2)   Make friends with administrators
Although in recent times (not counting my undergraduate degree which I began more than 20 years ago on campus) I have completed a number of years of study with Deakin, it has all been as an off-campus student. What this means is, although I developed a rapport with my immediate lecturer, I knew very little about who the administrators were or who to contact if I had any problems (blissfully, I had very few).

So, in an effort to follow suggestion number 2, I’ve started a list of appropriate people’s names and roles. Like I said, being off-campus makes it a bit tricky but I plan to go & introduce myself when I go in for induction in a couple of weeks. Maybe I just get half a tick for this one.

3)   Do a library tour and make an appointment with your Liaison librarian
I haven’t done this just yet. (Big black cross!) But I am going along to my induction session on the 10th of September and tonight’s homework is to suss out when the library sessions are.

4)   Crank up that software.
I think I have all the software that I need but I need to become a bit more au fait with using it, I have my eye on an Endnote session at the library which might help me to wrap my head around this particular software. I learnt about it during honours but I didn’t use it, in fact, I tended to keep my reference information on paper. (Nothing like kickin’ it old school.)

I’ve also checked out a few apps that might come in handy.
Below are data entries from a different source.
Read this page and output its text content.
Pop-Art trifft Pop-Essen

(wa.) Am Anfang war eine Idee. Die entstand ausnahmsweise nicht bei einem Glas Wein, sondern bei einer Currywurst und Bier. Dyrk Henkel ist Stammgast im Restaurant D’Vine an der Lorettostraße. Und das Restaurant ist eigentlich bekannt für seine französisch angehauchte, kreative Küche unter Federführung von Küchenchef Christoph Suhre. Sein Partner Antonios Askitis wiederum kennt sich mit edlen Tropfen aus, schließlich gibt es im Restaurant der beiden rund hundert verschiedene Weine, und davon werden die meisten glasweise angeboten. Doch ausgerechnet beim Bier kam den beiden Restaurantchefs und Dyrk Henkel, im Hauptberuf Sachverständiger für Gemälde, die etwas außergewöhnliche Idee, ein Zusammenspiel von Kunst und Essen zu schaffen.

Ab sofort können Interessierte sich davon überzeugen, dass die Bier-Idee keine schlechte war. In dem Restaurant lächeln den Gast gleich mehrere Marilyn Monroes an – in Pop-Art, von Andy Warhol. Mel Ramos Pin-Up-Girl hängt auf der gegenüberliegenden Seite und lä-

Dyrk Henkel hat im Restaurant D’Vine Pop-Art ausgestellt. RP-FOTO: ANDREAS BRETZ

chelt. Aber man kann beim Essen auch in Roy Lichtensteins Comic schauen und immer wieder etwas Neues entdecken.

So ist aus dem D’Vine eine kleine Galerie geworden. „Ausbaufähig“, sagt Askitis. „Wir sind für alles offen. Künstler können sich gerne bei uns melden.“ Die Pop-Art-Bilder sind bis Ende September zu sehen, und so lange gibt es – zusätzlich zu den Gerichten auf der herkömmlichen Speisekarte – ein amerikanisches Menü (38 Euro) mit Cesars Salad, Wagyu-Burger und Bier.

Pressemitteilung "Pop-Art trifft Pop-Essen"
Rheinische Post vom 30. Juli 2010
I’ve downloaded ‘MyBib’ for managing references and reading lists and ‘Mendeley’ for keeping track of PDF versions of articles. Both of which I’ve already found pretty useful.

5)   Don’t panic
Ummm. I’ve got panicking so down pat that I haven’t necessarily noticed myself panicking (particularly) this week. However, I have been asked to submit my CV for some tutoring work—the whole thought of which leaves me with fairly high levels of angst. (So, big tick for already panicking so much I didn’t notice any extra?)
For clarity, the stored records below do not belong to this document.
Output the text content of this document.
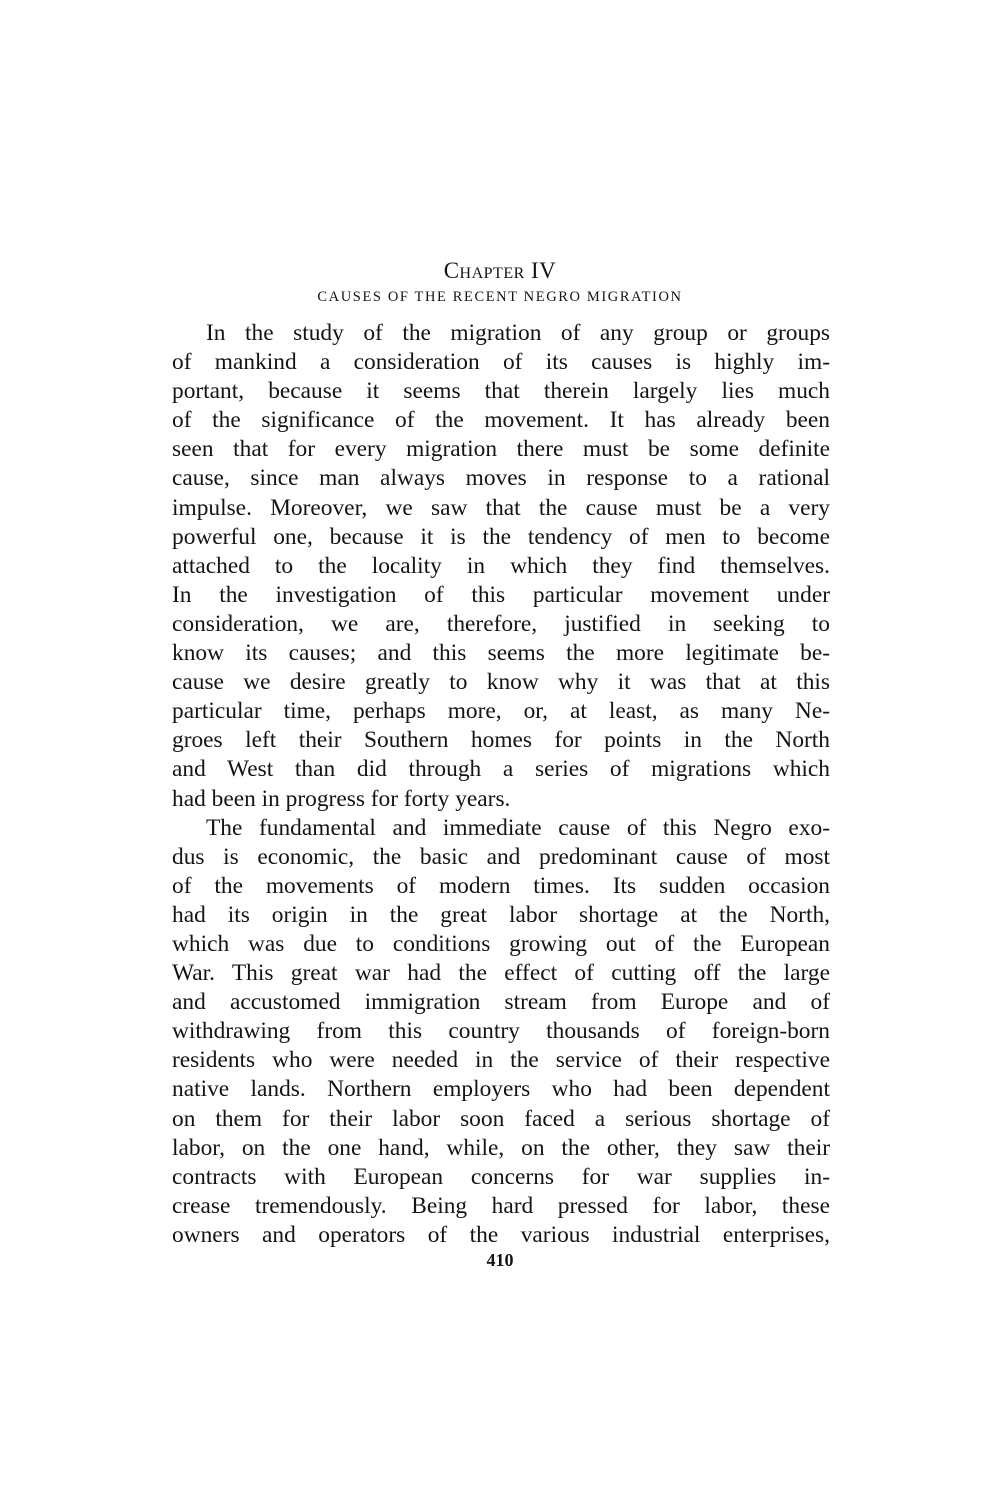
Chapter IV
CAUSES OF THE RECENT NEGRO MIGRATION
In the study of the migration of any group or groups
of mankind a consideration of its causes is highly im-
portant, because it seems that therein largely lies much
of the significance of the movement. It has already been
seen that for every migration there must be some definite
cause, since man always moves in response to a rational
impulse. Moreover, we saw that the cause must be a very
powerful one, because it is the tendency of men to become
attached to the locality in which they find themselves.
In the investigation of this particular movement under
consideration, we are, therefore, justified in seeking to
know its causes; and this seems the more legitimate be-
cause we desire greatly to know why it was that at this
particular time, perhaps more, or, at least, as many Ne-
groes left their Southern homes for points in the North
and West than did through a series of migrations which
had been in progress for forty years.
The fundamental and immediate cause of this Negro exo-
dus is economic, the basic and predominant cause of most
of the movements of modern times. Its sudden occasion
had its origin in the great labor shortage at the North,
which was due to conditions growing out of the European
War. This great war had the effect of cutting off the large
and accustomed immigration stream from Europe and of
withdrawing from this country thousands of foreign-born
residents who were needed in the service of their respective
native lands. Northern employers who had been dependent
on them for their labor soon faced a serious shortage of
labor, on the one hand, while, on the other, they saw their
contracts with European concerns for war supplies in-
crease tremendously. Being hard pressed for labor, these
owners and operators of the various industrial enterprises,
410
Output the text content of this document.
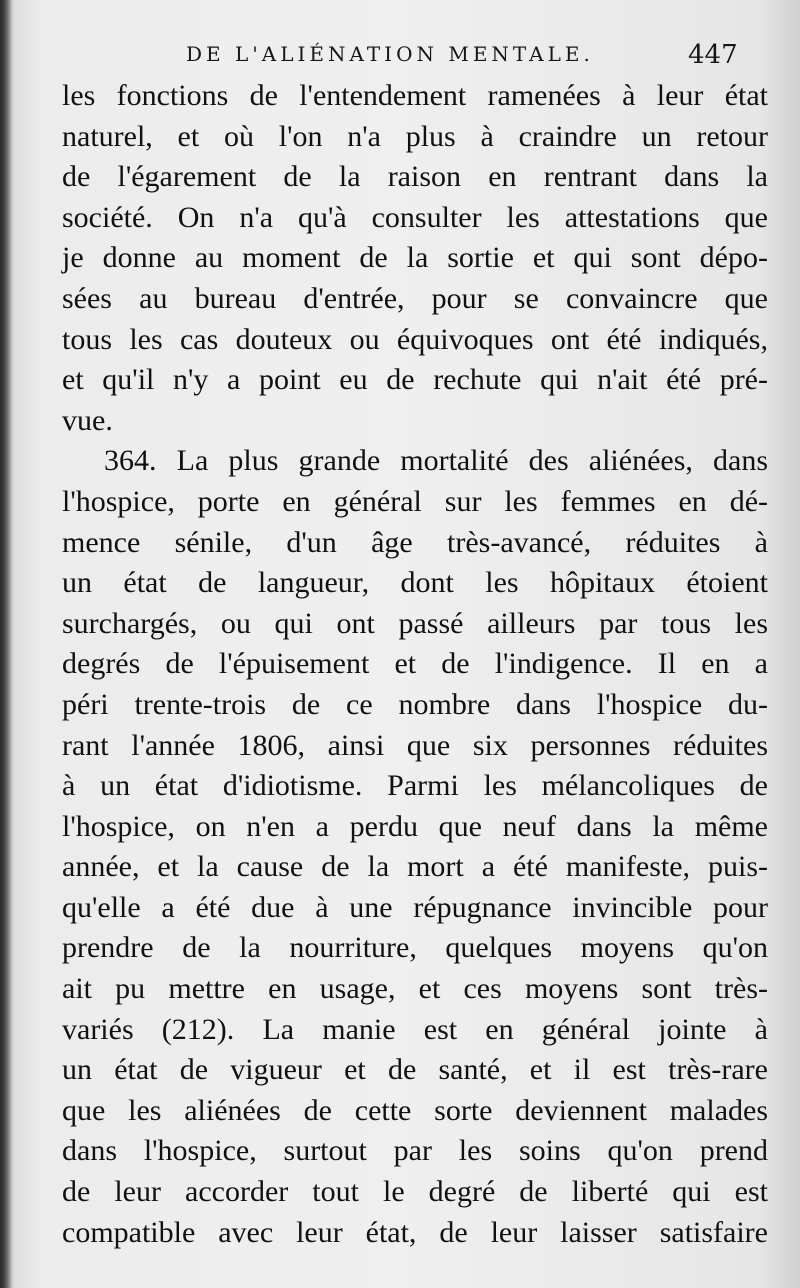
DE L'ALIÉNATION MENTALE.	447
les fonctions de l'entendement ramenées à leur état
naturel, et où l'on n'a plus à craindre un retour
de l'égarement de la raison en rentrant dans la
société. On n'a qu'à consulter les attestations que
je donne au moment de la sortie et qui sont dépo-
sées au bureau d'entrée, pour se convaincre que
tous les cas douteux ou équivoques ont été indiqués,
et qu'il n'y a point eu de rechute qui n'ait été pré-
vue.
364. La plus grande mortalité des aliénées, dans
l'hospice, porte en général sur les femmes en dé-
mence sénile, d'un âge très-avancé, réduites à
un état de langueur, dont les hôpitaux étoient
surchargés, ou qui ont passé ailleurs par tous les
degrés de l'épuisement et de l'indigence. Il en a
péri trente-trois de ce nombre dans l'hospice du-
rant l'année 1806, ainsi que six personnes réduites
à un état d'idiotisme. Parmi les mélancoliques de
l'hospice, on n'en a perdu que neuf dans la même
année, et la cause de la mort a été manifeste, puis-
qu'elle a été due à une répugnance invincible pour
prendre de la nourriture, quelques moyens qu'on
ait pu mettre en usage, et ces moyens sont très-
variés (212). La manie est en général jointe à
un état de vigueur et de santé, et il est très-rare
que les aliénées de cette sorte deviennent malades
dans l'hospice, surtout par les soins qu'on prend
de leur accorder tout le degré de liberté qui est
compatible avec leur état, de leur laisser satisfaire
The other things I’ve done this week included reading plenty & writing down all sorts of other references to find; writing notes & trying to keep them in a manner that’s not going to become unwieldy later on; making use of my own version of the Pomodoro technique; and going to a couple of relevant sessions at the Melbourne Writers festival, the highlight of which was meeting Stephanie Alexander! Now, that reminds me, we need to have dinner…

1 comment:

  1. Hi Deb,
    Welcome to the wonderful world of the creative writing PhD. It's great to have another local blogger on this topic. I am six months in now, and read your first day blog a bit wistfully. Not that it has been too bad so far, but it is challenging - which is the whole point right?

    I wish you the best of luck with your studies and look forward to following how it's going on your blog.